In the course of meeting some friends, we hit the show floor, buying some overpriced (but oversized!) stainless steel mugs from Wild Bill’s Olde Fashioned Soda Co. For $25 a pop (and $5 for big ol‘ metal straws), you get unlimited refills from any of their six major soda flavors. I had the sarsaparilla, my wife had the vanilla creme. Delicious soda, very sticky floors by the time you get to the tap. Still, they’ll make for some jumbo-sized Moscow Mule mugs down the road, so probably worth the investment.

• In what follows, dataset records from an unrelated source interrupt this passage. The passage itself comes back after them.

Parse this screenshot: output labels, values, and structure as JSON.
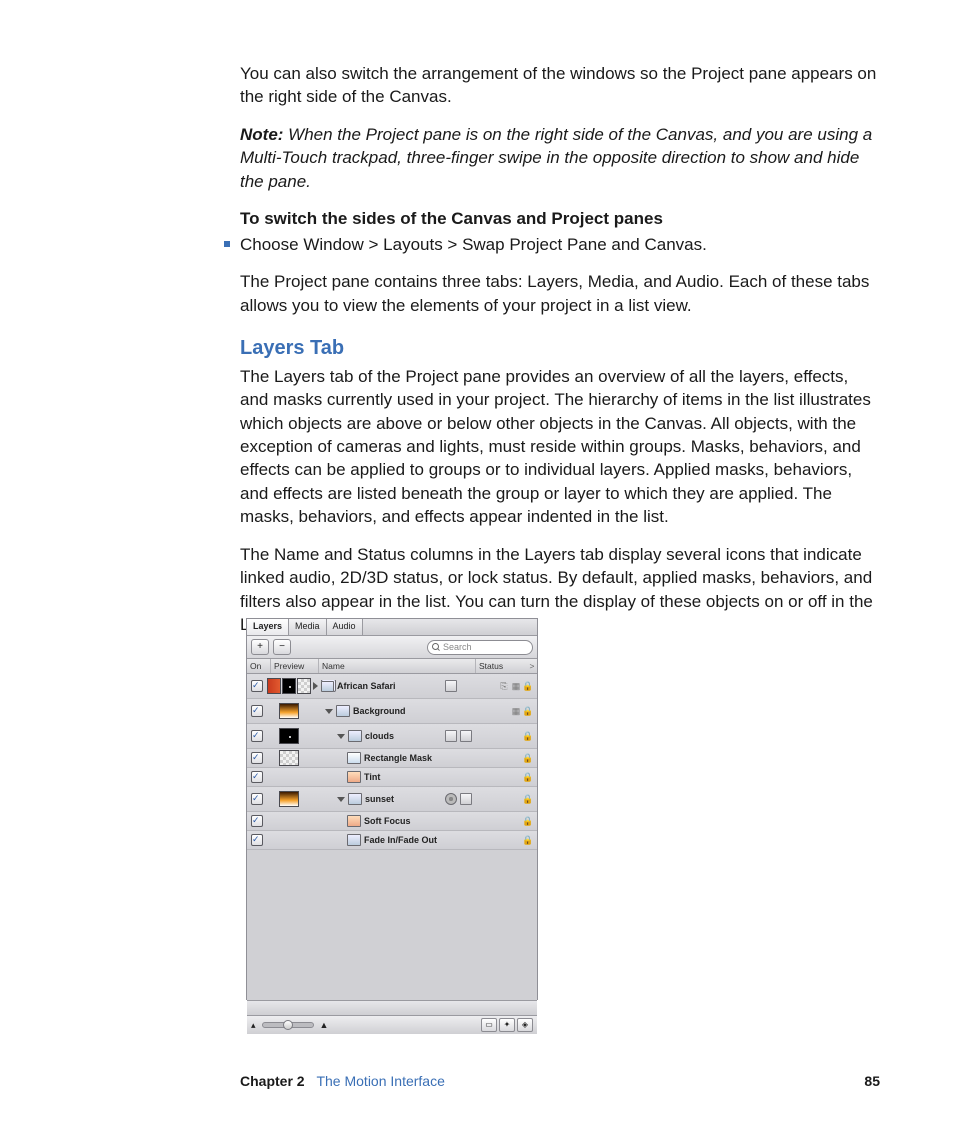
{
  "body": {
    "p1": "You can also switch the arrangement of the windows so the Project pane appears on the right side of the Canvas.",
    "note_label": "Note:",
    "note_text": "  When the Project pane is on the right side of the Canvas, and you are using a Multi-Touch trackpad, three-finger swipe in the opposite direction to show and hide the pane.",
    "howto_head": "To switch the sides of the Canvas and Project panes",
    "howto_step": "Choose Window > Layouts > Swap Project Pane and Canvas.",
    "p2": "The Project pane contains three tabs: Layers, Media, and Audio. Each of these tabs allows you to view the elements of your project in a list view.",
    "section_head": "Layers Tab",
    "p3": "The Layers tab of the Project pane provides an overview of all the layers, effects, and masks currently used in your project. The hierarchy of items in the list illustrates which objects are above or below other objects in the Canvas. All objects, with the exception of cameras and lights, must reside within groups. Masks, behaviors, and effects can be applied to groups or to individual layers. Applied masks, behaviors, and effects are listed beneath the group or layer to which they are applied. The masks, behaviors, and effects appear indented in the list.",
    "p4": "The Name and Status columns in the Layers tab display several icons that indicate linked audio, 2D/3D status, or lock status. By default, applied masks, behaviors, and filters also appear in the list. You can turn the display of these objects on or off in the Layers tab."
  },
  "panel": {
    "tabs": {
      "layers": "Layers",
      "media": "Media",
      "audio": "Audio"
    },
    "toolbar": {
      "add": "+",
      "remove": "−"
    },
    "search_placeholder": "Search",
    "columns": {
      "on": "On",
      "preview": "Preview",
      "name": "Name",
      "status": "Status",
      "corner": ">"
    },
    "rows": [
      {
        "indent": 0,
        "disclosure": "right",
        "name": "African Safari",
        "checked": true,
        "previews": [
          "red",
          "dot",
          "checker"
        ],
        "icons": [
          "ic"
        ],
        "status": [
          "link",
          "2d3d",
          "lock"
        ]
      },
      {
        "indent": 1,
        "disclosure": "down",
        "name": "Background",
        "checked": true,
        "previews": [
          "orange"
        ],
        "icons": [],
        "status": [
          "2d3d",
          "lock"
        ]
      },
      {
        "indent": 2,
        "disclosure": "down",
        "name": "clouds",
        "checked": true,
        "previews": [
          "dot"
        ],
        "icons": [
          "ic",
          "ic"
        ],
        "status": [
          "lock"
        ]
      },
      {
        "indent": 3,
        "disclosure": "",
        "name": "Rectangle Mask",
        "checked": true,
        "previews": [
          "checker"
        ],
        "icons": [],
        "status": [
          "lock"
        ],
        "short": true
      },
      {
        "indent": 3,
        "disclosure": "",
        "name": "Tint",
        "checked": true,
        "previews": [],
        "icons": [],
        "status": [
          "lock"
        ],
        "short": true
      },
      {
        "indent": 2,
        "disclosure": "down",
        "name": "sunset",
        "checked": true,
        "previews": [
          "orange"
        ],
        "icons": [
          "gear",
          "ic"
        ],
        "status": [
          "lock"
        ]
      },
      {
        "indent": 3,
        "disclosure": "",
        "name": "Soft Focus",
        "checked": true,
        "previews": [],
        "icons": [],
        "status": [
          "lock"
        ],
        "short": true
      },
      {
        "indent": 3,
        "disclosure": "",
        "name": "Fade In/Fade Out",
        "checked": true,
        "previews": [],
        "icons": [],
        "status": [
          "lock"
        ],
        "short": true
      }
    ]
  },
  "footer": {
    "chapter_label": "Chapter 2",
    "chapter_name": "The Motion Interface",
    "page": "85"
  }
}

From there, we ended up successfully getting into the John Barrowman panel, which was just a delight. Sure, by the end of it, it turned into a mawkish advertisement for the Doctor Who/Torchwood/Arrow actor’s deeply earnest album releases and self-insert comic book series he writes with his sister. But based on the hour we’d experienced to that point, it was deeply, incorrigibly Barrowman – the flamboyant actor sauntering onto the stage in a glittering TARDIS-decorated suit, complete with spangly high heels, and greeting his audience with infectiously manic glee.

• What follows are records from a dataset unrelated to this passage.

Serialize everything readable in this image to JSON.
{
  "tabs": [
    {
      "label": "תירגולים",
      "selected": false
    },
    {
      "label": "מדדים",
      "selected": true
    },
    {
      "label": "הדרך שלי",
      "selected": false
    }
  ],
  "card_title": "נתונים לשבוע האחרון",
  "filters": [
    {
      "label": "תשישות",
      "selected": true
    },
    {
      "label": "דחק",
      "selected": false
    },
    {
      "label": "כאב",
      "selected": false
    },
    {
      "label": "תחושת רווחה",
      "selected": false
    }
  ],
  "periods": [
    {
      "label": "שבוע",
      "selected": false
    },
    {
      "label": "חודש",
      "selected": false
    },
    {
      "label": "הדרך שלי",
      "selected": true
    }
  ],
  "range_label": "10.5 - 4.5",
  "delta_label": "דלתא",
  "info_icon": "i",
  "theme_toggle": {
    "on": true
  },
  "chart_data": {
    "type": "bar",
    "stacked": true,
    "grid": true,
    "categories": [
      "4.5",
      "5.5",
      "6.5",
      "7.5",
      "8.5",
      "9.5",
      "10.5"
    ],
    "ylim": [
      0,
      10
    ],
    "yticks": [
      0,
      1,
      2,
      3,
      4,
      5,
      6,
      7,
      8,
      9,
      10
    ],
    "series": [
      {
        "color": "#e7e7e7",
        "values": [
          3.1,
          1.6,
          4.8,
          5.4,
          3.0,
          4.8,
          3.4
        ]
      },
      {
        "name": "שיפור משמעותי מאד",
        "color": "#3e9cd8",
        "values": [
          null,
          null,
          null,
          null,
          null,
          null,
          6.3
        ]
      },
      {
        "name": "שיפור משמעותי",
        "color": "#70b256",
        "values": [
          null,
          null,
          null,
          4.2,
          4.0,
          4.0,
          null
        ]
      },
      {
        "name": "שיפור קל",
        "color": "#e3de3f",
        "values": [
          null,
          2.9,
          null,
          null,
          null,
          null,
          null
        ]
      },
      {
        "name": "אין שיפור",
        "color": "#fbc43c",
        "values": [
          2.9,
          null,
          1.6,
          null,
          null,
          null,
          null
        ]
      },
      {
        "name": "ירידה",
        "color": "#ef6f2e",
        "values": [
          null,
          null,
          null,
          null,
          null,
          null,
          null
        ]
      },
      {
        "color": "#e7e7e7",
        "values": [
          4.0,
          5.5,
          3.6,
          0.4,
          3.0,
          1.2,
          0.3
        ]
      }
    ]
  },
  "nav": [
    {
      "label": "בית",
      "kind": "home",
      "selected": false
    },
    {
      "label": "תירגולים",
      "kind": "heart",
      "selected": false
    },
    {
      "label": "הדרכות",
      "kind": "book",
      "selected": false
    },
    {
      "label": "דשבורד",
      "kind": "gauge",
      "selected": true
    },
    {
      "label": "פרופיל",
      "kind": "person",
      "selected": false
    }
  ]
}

A consummate showman, Barrowman ran the panel with a whirlwind combination of stand-up (giddily recounting a story about how he accidentally Facebook Live-d his husband’s genitals) and fiercely engaged Q&A with fans. As he himself professes, he “feeds off [the audience’s] energy,” and managed to make each individual question feel like a personal one.

Some audience members, of course, got more than others – one young gay man in particular named Tony got the chance to try on Barrowman’s heels, do a dual catwalk with him, and sit down on the couch Oprah and Gayle-style (“I’m Oprah,” Barrowman insisted) to talk about the impact Jack Harkness’Torchwood romance with Ianto meant to him as a young gay man. It was a really sweet gesture in an hour full of uproarious moments (at one point, Barrowman stomped a hole in the floor with his heel and had to avoid it for the rest of the night), turning what can often be rote, uncomfortable Q&A sessions into a gut-busting variety hour – An Evening With John Barrowman. Watch below.

Stumbling out of that glittering display, my wife and I decided to close out the day with the only shopping we’ll be doing at C2E2 please for the love of God we’re poor and Lyfts are expensive. On my wife’s end, she found some lovely steampunk-inspired necklaces from a local shop that sells vintage-looking nerd jewelry. I, on the other hand, being the kind of person who only ends up buying comics at conventions, went whole hog at a Graham Cracker Comics stand and picked up two volumes of Saga, the Love Is Love LGBTQIA anthology from artists commemorating the lives lost in the Pride nightclub shooting, and the first volumes of Ta-Nehisi Coates’ Black Panther run, Paper Girls, Bitch Planet and Descender. I’m already ass-deep in books, but this will give me incentive to get back into reading comics more regularly (one hopes).